Her appearance has gone to hell - she was so into fashion and now she shuffles around in baggy tracksuits, dirty hair. Her eating is sporadic and when she does eat it's just crap from deliveroo. I just feel like a complete failure as a parent and wish to god she'd never gone to this school.

Had a dreadful parents' evening yesterday with more tears and her just saying how crap school is, how she hates it and wants to drop out. Nothing constructive at all. I'm at a complete loss.

friendlyflicka · 16/01/2019 16:25

Would it be possible for her to change sixth forms? And can you try getting her a referral to CAMHS?

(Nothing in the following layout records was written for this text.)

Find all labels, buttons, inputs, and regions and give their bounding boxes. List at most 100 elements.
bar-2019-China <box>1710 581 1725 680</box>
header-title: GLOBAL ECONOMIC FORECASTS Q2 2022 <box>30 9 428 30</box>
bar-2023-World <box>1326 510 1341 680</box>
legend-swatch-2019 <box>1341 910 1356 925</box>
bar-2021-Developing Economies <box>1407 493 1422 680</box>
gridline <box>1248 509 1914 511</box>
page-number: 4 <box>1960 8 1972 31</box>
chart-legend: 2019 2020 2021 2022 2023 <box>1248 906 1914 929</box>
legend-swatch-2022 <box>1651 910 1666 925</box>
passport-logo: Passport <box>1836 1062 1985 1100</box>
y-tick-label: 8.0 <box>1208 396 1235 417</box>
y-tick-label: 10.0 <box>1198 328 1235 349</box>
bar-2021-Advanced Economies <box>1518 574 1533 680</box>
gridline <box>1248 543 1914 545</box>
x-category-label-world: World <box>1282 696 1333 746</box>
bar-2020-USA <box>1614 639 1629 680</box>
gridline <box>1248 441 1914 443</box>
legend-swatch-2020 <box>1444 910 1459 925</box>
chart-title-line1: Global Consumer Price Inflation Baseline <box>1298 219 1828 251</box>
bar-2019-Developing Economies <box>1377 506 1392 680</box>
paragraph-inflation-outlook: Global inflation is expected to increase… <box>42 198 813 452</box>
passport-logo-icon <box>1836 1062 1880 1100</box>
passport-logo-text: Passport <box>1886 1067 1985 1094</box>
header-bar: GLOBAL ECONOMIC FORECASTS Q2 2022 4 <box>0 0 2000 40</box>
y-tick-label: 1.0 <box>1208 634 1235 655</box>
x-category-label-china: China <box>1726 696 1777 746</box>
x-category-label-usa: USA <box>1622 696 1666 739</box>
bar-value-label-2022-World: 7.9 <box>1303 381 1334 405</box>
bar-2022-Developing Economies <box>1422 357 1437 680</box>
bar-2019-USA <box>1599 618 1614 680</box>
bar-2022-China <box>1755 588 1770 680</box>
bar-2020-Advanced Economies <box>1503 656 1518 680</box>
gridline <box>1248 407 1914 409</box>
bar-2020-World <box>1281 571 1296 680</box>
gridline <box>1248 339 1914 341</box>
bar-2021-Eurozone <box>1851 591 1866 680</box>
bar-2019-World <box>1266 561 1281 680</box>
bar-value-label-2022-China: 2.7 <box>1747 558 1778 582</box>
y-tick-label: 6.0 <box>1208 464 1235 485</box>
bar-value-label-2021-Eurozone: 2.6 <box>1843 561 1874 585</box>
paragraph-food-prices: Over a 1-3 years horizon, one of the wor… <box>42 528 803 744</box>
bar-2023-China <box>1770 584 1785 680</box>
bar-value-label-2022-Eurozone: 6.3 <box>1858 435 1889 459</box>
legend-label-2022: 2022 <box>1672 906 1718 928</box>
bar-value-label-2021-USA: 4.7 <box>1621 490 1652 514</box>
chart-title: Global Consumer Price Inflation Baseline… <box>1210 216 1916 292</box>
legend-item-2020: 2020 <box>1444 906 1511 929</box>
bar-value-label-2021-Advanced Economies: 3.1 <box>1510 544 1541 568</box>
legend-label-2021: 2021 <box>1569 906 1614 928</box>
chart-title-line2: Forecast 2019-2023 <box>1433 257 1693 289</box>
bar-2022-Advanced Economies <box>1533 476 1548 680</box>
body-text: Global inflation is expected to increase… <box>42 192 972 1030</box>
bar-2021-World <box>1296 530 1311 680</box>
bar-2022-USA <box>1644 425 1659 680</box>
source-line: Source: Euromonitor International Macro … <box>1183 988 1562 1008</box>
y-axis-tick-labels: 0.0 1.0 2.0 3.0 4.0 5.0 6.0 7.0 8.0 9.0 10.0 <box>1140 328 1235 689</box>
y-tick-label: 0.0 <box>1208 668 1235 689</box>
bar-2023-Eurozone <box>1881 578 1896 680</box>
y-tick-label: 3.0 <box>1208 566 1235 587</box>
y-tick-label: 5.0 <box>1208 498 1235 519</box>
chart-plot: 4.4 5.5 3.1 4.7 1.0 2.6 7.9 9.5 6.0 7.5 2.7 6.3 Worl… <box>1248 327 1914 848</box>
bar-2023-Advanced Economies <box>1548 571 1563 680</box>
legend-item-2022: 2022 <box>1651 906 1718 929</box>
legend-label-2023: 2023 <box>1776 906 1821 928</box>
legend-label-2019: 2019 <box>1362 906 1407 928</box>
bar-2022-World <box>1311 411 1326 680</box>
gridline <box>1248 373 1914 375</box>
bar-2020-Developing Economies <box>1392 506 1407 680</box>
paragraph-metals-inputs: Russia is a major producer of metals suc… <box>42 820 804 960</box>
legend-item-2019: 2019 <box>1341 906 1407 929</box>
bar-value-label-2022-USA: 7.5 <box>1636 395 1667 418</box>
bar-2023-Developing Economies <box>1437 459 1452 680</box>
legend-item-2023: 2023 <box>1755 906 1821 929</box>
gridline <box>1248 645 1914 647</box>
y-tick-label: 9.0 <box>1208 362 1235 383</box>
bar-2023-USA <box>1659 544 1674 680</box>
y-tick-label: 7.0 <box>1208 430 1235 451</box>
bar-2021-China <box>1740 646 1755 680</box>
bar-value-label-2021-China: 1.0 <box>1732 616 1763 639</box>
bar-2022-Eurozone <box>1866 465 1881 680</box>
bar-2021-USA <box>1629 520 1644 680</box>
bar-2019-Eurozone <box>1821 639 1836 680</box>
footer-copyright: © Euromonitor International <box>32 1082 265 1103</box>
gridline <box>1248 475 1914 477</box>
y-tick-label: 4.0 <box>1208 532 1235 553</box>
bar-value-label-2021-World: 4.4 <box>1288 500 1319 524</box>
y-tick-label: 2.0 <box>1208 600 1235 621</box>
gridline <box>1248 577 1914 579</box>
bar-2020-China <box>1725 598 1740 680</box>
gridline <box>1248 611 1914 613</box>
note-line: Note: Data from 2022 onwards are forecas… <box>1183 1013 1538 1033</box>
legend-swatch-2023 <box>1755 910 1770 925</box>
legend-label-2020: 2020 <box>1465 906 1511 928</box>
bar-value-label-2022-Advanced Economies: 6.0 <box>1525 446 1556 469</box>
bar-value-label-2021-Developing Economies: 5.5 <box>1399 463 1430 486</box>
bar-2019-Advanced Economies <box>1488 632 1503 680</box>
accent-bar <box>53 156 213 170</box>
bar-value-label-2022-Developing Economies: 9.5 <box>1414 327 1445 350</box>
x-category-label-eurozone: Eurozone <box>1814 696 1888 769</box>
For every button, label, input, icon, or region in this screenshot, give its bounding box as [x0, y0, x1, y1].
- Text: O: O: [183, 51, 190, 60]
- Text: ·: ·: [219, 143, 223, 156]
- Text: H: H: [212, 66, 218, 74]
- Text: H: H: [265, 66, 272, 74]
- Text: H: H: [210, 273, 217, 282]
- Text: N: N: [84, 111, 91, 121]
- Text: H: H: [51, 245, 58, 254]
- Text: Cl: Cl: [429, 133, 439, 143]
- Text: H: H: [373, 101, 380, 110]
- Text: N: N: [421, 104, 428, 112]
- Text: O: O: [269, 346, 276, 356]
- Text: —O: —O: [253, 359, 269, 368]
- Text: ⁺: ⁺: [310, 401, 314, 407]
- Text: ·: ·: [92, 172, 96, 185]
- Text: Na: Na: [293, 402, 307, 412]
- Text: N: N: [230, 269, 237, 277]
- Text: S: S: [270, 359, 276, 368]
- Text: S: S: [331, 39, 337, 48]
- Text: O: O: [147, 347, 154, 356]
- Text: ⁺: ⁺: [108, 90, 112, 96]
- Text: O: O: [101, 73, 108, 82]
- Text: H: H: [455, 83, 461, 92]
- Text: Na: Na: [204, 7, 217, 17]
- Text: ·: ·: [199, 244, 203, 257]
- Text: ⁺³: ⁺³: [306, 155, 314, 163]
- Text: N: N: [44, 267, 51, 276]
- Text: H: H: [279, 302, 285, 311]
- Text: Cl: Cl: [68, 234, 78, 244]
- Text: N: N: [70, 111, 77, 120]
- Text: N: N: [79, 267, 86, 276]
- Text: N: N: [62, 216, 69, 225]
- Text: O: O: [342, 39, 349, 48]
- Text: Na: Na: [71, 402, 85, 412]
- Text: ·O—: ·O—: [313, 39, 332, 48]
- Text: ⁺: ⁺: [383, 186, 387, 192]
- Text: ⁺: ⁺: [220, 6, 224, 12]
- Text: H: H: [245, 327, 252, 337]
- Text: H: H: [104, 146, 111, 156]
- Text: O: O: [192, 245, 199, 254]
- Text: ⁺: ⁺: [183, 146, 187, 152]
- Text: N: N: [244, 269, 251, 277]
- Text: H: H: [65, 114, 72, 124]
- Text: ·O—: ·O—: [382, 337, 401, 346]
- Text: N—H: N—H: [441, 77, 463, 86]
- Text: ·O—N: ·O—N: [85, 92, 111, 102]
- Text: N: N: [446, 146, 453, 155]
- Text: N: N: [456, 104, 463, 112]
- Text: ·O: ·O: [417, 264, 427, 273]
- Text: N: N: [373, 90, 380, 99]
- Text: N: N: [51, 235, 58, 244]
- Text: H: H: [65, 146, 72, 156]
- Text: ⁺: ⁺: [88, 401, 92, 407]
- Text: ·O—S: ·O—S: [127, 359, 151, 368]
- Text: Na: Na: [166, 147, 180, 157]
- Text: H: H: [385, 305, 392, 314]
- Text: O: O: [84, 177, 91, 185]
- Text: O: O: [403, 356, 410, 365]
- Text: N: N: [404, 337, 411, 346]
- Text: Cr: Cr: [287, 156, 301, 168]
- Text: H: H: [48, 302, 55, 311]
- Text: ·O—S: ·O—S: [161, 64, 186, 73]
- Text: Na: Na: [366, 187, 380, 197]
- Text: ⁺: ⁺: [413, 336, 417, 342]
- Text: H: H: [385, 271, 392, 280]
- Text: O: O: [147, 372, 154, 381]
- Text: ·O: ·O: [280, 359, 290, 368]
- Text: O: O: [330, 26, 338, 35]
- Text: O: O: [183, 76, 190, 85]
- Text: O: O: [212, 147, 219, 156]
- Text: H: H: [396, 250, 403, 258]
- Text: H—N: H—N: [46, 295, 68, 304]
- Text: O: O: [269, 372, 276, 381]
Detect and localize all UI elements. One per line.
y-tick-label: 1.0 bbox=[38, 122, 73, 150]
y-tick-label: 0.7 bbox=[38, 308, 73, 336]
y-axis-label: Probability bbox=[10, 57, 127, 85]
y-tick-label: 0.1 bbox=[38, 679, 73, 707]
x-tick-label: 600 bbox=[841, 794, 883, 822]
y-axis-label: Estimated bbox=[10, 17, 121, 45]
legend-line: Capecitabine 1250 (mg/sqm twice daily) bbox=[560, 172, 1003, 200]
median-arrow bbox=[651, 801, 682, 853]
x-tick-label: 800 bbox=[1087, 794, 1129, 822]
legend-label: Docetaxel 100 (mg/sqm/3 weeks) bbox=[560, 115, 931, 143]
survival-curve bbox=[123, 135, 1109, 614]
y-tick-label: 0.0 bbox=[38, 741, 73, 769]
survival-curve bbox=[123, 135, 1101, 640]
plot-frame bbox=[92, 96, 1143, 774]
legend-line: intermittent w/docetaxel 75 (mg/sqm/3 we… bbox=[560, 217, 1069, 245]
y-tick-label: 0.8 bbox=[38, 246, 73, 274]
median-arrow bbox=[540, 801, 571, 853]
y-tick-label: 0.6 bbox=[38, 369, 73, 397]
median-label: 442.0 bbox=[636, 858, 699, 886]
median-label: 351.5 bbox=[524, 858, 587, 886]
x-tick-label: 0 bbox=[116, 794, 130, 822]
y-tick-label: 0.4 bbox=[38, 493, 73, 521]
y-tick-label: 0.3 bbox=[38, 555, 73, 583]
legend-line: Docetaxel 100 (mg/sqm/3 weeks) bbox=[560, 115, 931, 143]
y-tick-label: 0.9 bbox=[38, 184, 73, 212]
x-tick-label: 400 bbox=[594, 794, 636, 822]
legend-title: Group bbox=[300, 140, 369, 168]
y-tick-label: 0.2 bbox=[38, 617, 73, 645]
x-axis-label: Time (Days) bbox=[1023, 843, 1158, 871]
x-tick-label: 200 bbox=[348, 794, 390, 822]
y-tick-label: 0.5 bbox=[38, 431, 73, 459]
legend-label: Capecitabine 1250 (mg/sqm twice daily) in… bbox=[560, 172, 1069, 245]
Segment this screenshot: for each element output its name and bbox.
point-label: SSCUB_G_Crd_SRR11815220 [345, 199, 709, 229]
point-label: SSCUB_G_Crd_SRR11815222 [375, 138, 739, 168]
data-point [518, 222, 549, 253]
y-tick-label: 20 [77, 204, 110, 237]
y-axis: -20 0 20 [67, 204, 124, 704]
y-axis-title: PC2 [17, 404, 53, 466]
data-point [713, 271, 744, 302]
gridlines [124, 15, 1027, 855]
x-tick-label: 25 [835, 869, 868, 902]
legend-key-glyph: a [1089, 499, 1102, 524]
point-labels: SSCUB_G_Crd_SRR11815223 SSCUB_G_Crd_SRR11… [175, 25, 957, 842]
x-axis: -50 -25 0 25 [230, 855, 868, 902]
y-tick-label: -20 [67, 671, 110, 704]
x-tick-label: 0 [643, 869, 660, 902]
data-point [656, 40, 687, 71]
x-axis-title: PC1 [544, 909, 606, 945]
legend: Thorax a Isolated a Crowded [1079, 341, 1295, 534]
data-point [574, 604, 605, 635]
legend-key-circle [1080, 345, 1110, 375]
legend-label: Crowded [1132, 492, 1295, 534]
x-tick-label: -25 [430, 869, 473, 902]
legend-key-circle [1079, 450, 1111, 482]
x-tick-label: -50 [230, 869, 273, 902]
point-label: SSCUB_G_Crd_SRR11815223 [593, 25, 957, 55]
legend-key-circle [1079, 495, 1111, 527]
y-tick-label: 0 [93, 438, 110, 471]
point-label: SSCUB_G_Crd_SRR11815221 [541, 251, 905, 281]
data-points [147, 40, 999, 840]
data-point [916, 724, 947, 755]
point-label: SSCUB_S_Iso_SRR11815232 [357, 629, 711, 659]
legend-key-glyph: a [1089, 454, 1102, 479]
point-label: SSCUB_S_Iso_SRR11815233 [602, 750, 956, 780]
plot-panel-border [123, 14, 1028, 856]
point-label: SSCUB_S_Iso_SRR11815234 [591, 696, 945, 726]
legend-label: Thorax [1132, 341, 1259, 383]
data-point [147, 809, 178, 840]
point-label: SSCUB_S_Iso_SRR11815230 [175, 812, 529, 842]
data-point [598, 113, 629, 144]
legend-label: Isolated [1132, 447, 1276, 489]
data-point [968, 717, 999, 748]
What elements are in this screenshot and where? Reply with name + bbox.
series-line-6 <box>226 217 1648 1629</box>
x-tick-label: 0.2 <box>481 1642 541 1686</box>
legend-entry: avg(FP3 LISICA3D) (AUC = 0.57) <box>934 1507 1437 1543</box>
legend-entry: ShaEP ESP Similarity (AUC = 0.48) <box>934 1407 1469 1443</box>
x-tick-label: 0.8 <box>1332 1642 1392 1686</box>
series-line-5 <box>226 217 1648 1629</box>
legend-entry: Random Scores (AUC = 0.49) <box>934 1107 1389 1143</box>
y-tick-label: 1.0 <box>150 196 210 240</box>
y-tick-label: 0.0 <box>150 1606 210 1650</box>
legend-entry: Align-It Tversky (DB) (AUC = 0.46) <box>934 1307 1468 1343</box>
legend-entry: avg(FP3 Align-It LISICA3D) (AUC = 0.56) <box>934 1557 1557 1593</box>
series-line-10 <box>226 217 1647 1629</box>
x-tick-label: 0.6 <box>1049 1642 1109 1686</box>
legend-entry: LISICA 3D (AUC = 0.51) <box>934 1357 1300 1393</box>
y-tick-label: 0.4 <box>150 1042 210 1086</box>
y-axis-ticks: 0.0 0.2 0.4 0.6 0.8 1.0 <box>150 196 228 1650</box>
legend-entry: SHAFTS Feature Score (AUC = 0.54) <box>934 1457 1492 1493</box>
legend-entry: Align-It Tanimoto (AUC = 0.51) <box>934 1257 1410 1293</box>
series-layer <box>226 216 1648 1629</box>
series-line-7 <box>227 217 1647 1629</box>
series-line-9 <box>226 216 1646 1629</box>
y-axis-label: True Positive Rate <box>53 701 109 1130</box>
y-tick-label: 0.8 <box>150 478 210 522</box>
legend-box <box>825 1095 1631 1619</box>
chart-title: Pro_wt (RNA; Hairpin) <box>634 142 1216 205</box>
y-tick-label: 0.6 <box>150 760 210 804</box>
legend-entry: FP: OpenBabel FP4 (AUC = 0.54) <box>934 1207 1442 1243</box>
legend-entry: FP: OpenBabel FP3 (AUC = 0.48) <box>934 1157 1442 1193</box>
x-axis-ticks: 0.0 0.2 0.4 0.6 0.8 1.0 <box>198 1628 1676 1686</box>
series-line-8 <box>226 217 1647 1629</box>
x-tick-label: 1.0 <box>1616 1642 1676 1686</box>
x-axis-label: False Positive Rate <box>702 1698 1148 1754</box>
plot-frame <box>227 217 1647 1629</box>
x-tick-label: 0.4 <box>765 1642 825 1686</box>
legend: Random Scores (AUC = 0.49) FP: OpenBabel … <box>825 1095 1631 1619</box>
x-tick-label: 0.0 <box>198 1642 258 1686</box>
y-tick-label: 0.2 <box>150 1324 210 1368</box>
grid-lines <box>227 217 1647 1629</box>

friendlyflicka · 16/01/2019 16:26

And see another GP? Receptionist are usually quite good at recommending the ones who are sympathetic to mental health issues and teenagers

FreckledLeopard · 17/01/2019 12:24

She can't change sixth forms as it's too late in the day. All the GP can do is refer to CAMHS and I'm super reluctant to go down that route and have mental health issues on her medical records. Having a history of pretty patchy mental health, it's caused me no end of problems in getting life insurance, critical illness cover etc. Plus I don't know what CAMHS can do - they seem very reluctant to prescribe anything like SSRIs and she's already having talking therapy privately. I don't know.

DP is going to try and have a sensible conversation with her at the weekend. I'm taking a back seat as otherwise it just descends into me getting irate and her stonewalling and both of us in tears.